2 - 6 September 2022

Ora-Ora is pleased to announce its first participation at Kiaf SEOUL in September 2022. This is the first occasion Ora-Ora has presented an exhibition in South Korea.


Ora-Ora’s debut at Kiaf SEOUL gives centre stage to artists Huang Dan, Peng Jian, Juri Markkula and Stephen Thorpe.


Each of these artists is an innovator; in Seoul, Ora-Ora’s ethos of academic enquiry allies with its future-focused embrace of the possibilities of tomorrow. The artists have all regularly exhibited in solo shows at Ora-Ora and were recently seen at Ora-Ora at Art Basel Hong Kong 2022. The selection underlines the international nature of Ora-Ora’s outlook: Huang Dan and Peng Jian are based in China, whilst Juri Markkula lives in Sweden, and Stephen Thorpe in the US.


Speaking of the first showing by the gallery in Seoul, CEO and co-founder of Ora-Ora Dr. Henrietta Tsui-Leung noted: “We’re delighted to be introducing this exciting, international group of artists to Seoul. Seoul is a fast growing and dynamic city with a unique history. It is now staking its claim to be a major hub in the Asian art world. We expect to receive as much inspiration and creative sparks from the city as we give it in return.” In an allusion to the combination of classical influence and innovation that the artists represent, she continued: “Thought-led innovation is at the heart of everything we do. This is an exciting time – it’s the variety, advancement and dynamism that gives art that edge that keeps it so relevant.”


CAFA-educated and Beijing-based Huang Dan is an artist primarily working in ink on paper, in the innovative spirit of classical ink painting. In her choice of subjects, including trees and horses, Huang Dan leans into a rhythm of constancy and simplicity, offering visual references to shan shui painting in her contours and forms. She is sparing in her use of colour, offering the viewer clean signature shades of a cold blue and hot orange, black and white. At Kiaf, she will also be presenting her Gold series, in which she pivots from the fluidity of ink to the solid reflection of gold leaf. The animals she portrays become a proxy for the vicissitudes of a changing universe, forging their own path, at once static and unpredictably varied.


Hangzhou-based Peng Jian harnesses ink to showcase the grid-like aesthetics of the classical Chinese architecture known as jiehua. Peng Jian is an artist who both recognizes the debts of the past, and the impetus of innovation and metamorphosis that the present brings. With that ethos in mind, he created an NFT series, titled Harmony, which was first shown with Ora-Ora at Art Basel Hong Kong 2021. Having worked with ink on paper throughout his career, he is now diversifying his practice to canvas, expanding his Harmony series into this medium. An artist of restless innovation, he remarked: “Whether it be ink on paper or animation, the expression is paramount. I’m always willing to try more ways to express my ideas.” At Kiaf, Ora-Ora will be presenting a range of the artist’s work, presenting a journey which mirrors both the personal narrative of Peng Jian and of Chinese art history itself.

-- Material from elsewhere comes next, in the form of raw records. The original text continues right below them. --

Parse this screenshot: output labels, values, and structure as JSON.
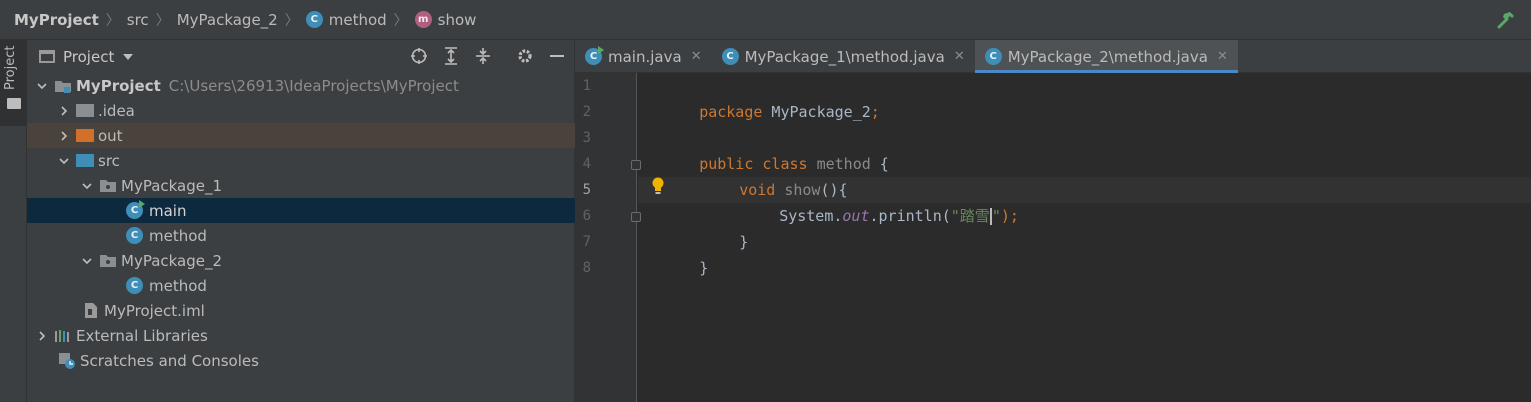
{
  "breadcrumb": {
    "project": "MyProject",
    "src": "src",
    "package": "MyPackage_2",
    "class": "method",
    "method": "show",
    "class_icon": "C",
    "method_icon": "m"
  },
  "sidebar_strip": {
    "label": "Project"
  },
  "project_panel": {
    "title": "Project",
    "tree": {
      "root": {
        "label": "MyProject",
        "path": "C:\\Users\\26913\\IdeaProjects\\MyProject"
      },
      "idea": ".idea",
      "out": "out",
      "src": "src",
      "pkg1": "MyPackage_1",
      "pkg1_main": "main",
      "pkg1_method": "method",
      "pkg2": "MyPackage_2",
      "pkg2_method": "method",
      "iml": "MyProject.iml",
      "ext_libs": "External Libraries",
      "scratches": "Scratches and Consoles",
      "class_icon": "C"
    }
  },
  "tabs": [
    {
      "label": "main.java",
      "close": "✕"
    },
    {
      "label": "MyPackage_1\\method.java",
      "close": "✕"
    },
    {
      "label": "MyPackage_2\\method.java",
      "close": "✕"
    }
  ],
  "editor": {
    "line_numbers": [
      "1",
      "2",
      "3",
      "4",
      "5",
      "6",
      "7",
      "8"
    ],
    "current_line": 5,
    "code": {
      "l1_kw": "package",
      "l1_rest": " MyPackage_2",
      "l1_semi": ";",
      "l3_kw": "public class",
      "l3_name": " method",
      "l3_brace": " {",
      "l4_kw": "void",
      "l4_name": " show",
      "l4_rest": "(){",
      "l5_a": "System.",
      "l5_field": "out",
      "l5_b": ".println(",
      "l5_str1": "\"踏雪",
      "l5_str2": "\"",
      "l5_end": ");",
      "l6": "}",
      "l7": "}"
    }
  },
  "colors": {
    "accent": "#4a88c7",
    "keyword": "#cc7832",
    "string": "#6a8759",
    "field": "#9876aa",
    "selection": "#0d293e"
  }
}
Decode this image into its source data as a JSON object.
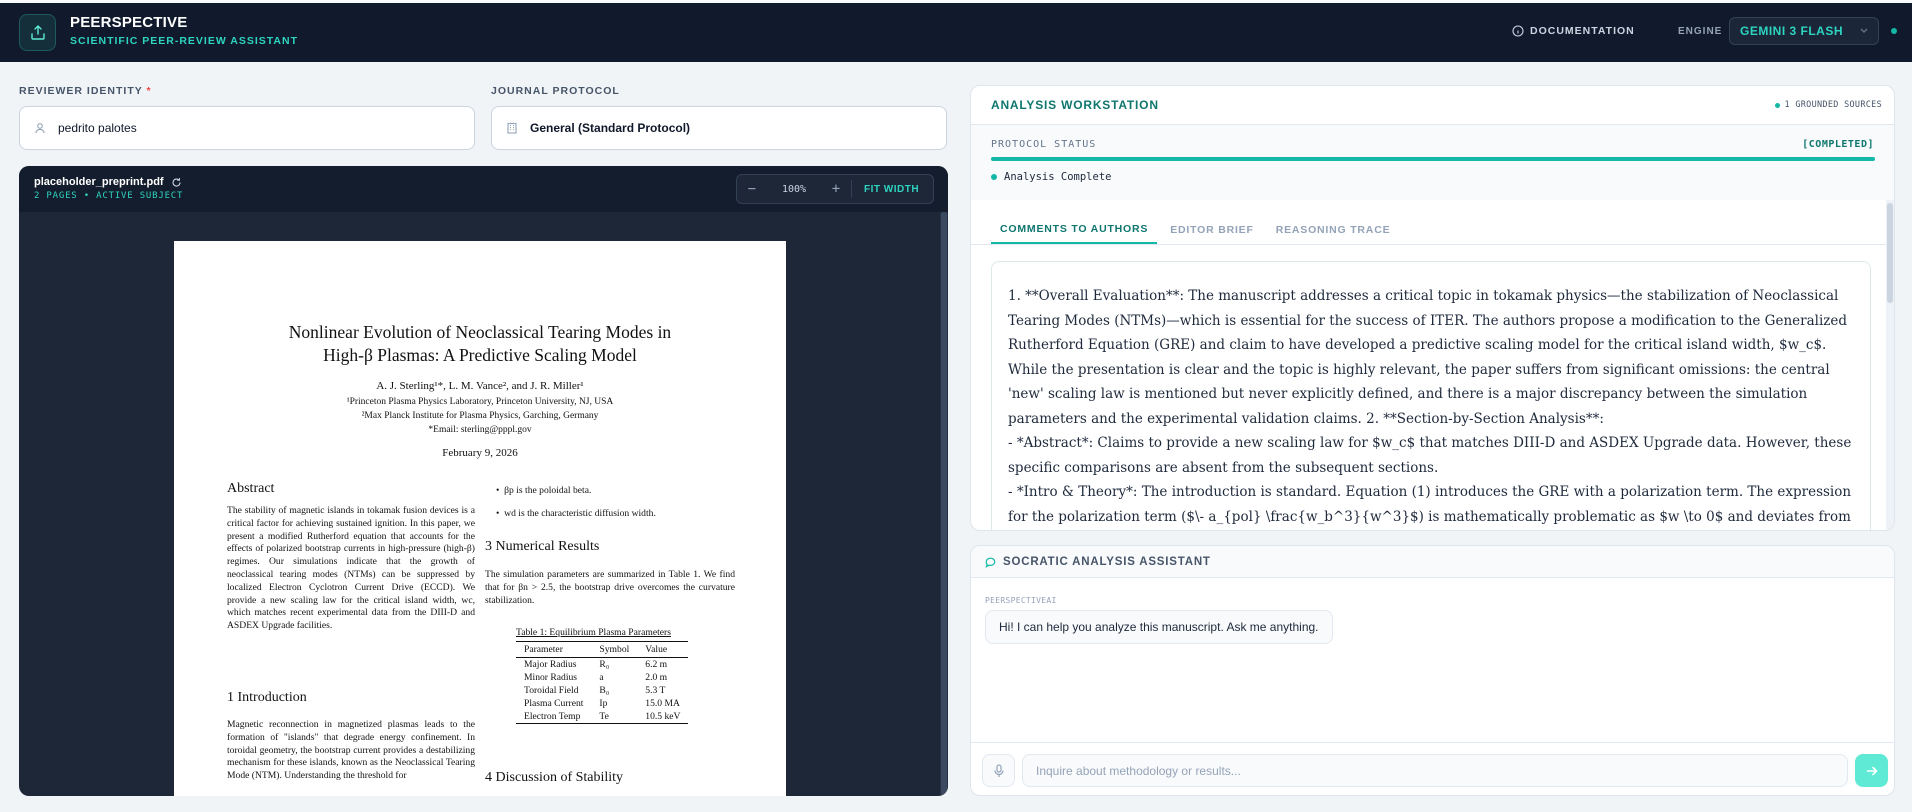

Sweden-based Juri Markkula will be showing his RGB series at Kiaf. The artist creates each unique piece at his studio in Gotland, Sweden, a process which is at the nexus of the industrial and the chemical. Rhapsodies of the misty earth and crispy wood of his native Scandinavia, he surrounds and amplifies reality in pigmented polyvinyl polyurethane. Markkula presents elemental, sculptural images which are projections of the world at its most vibrant and real, extending beyond the natural into a new dimension.


Also being shown in Seoul will be paintings by Stephen Thorpe, professor of painting at the Savannah College of Art and Design in Atlanta, GA. Situated within an indoor setting yet surrounded by outdoor patterns, he presents corners and arcades in subtle allusion to ongoing psychological trauma and struggle. Drawing on psychoanalysis, sociology, folklore, mythology and the reality of myth, Thorpe’s intricately composed paintings are at once representational and abstract. Combining busy patterns, half-familiar objects and skewed perspectives juxtaposed with quiet, singular planes of colour, he channels an overload of stimulus via the sparks of literary and philosophical research.